David Miller, vice president and assistant general counsel for the PGA Tour, testified before the Interim Joint Committee on Licensing, Occupations and Administrative Regulations about data integrity in sports wagering.


The Louisville native told the panel that, as a Kentuckian, he understands the passion over their sports teams.

“I think sports betting can provide Kentuckians another way to enjoy the games they love, while also generating meaningful revenue for the state,” he said. “At the same time, betting does create risks for sports and consumers, and is something that should be considered carefully.”


He asked lawmakers to consider five principles when crafting any legislation.


First and foremost, any bill must protect the integrity of sports, he said.  “We essentially have nothing if our games, our events, aren’t showing the best efforts of our players.”


He said sports betting can put that at risk.  “Sports betting created huge opportunities for leagues, but there are massive risks.  You have one event of match-fixing or betting corruption that can devastate a league for generations.”


Miller asked that information be shared with leagues for integrity monitoring, assisting with league investigations, and giving leagues some voice in the type of bets that are offered.


A second principle is betting operators should use official data verified and supplied by the league because it gives consumers confidence. 

A third point, Miller said, is allowing for mobile betting.  “In this digital age, people expect to do everything on their phone,” he said.  “We estimate that it would double revenues to the state of Kentucky.”


Fourth is to beware the addictive nature of gambling.  “We want betting to be fun and recreational and not to be harmful, so we would support strong consumer protection in legislation,” he said.  “It would require operators to have self-exclusion programs, to advertise responsibly, promote responsible betting.  You have to be looking after our fans, the consumers.”  


Miller’s fifth point: “We are asking for a royalty of 0.25% of the bets that be paid by the operators to the leagues.  So for a $100 bet, 25 cents would go to the leagues.”

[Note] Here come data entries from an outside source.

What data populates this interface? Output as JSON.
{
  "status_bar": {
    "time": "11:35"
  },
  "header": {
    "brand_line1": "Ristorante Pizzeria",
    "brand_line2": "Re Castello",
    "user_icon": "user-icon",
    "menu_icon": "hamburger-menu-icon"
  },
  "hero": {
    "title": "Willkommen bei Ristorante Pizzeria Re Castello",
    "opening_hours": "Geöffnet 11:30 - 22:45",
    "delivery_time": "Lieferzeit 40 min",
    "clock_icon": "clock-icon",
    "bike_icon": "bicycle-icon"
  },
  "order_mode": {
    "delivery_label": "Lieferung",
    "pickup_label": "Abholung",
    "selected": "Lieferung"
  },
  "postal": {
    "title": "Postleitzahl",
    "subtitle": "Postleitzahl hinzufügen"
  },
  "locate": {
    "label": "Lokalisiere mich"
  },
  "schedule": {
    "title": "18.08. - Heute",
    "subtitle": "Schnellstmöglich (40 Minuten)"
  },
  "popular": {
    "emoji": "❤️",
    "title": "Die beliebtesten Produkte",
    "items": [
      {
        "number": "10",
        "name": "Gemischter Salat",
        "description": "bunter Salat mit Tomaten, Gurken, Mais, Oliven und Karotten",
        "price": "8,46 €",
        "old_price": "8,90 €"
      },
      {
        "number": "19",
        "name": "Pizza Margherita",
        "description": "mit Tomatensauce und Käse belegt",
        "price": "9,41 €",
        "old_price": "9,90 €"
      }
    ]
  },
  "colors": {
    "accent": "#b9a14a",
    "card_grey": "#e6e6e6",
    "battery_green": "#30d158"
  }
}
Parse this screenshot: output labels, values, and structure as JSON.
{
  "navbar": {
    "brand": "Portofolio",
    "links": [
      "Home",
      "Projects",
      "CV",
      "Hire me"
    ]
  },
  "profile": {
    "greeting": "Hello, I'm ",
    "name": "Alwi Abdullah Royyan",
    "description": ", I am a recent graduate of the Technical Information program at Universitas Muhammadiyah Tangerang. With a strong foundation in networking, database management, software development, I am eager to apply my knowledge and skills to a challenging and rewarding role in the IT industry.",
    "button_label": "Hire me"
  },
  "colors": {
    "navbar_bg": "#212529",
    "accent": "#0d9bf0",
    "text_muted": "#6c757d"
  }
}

He acknowledges it is a controversial request. “But we really do believe that it’s reasonable and good, fair policy.  This entire industry, which is worth billions of dollars, is based entirely on games that we create, and without the leagues providing the games, there would be no bets to offer.”


Miller estimates Kentucky could raise $9.4 million per year by sports gambling and more than $18 million if mobile betting is part of that, according to the American Gaming Association.


There are currently two pieces of legislation dealing with sports betting that have been filed for the 2019 session.

A bill sponsored by Rep. Dennis Keane, D-Wilder, puts sports betting under the jurisdiction of the Kentucky Lottery Commission.


A bill sponsored by Sen. Julian Carroll, D-Frankfort, creates a separate oversight body, appointed by the governor, with the consent of the Senate.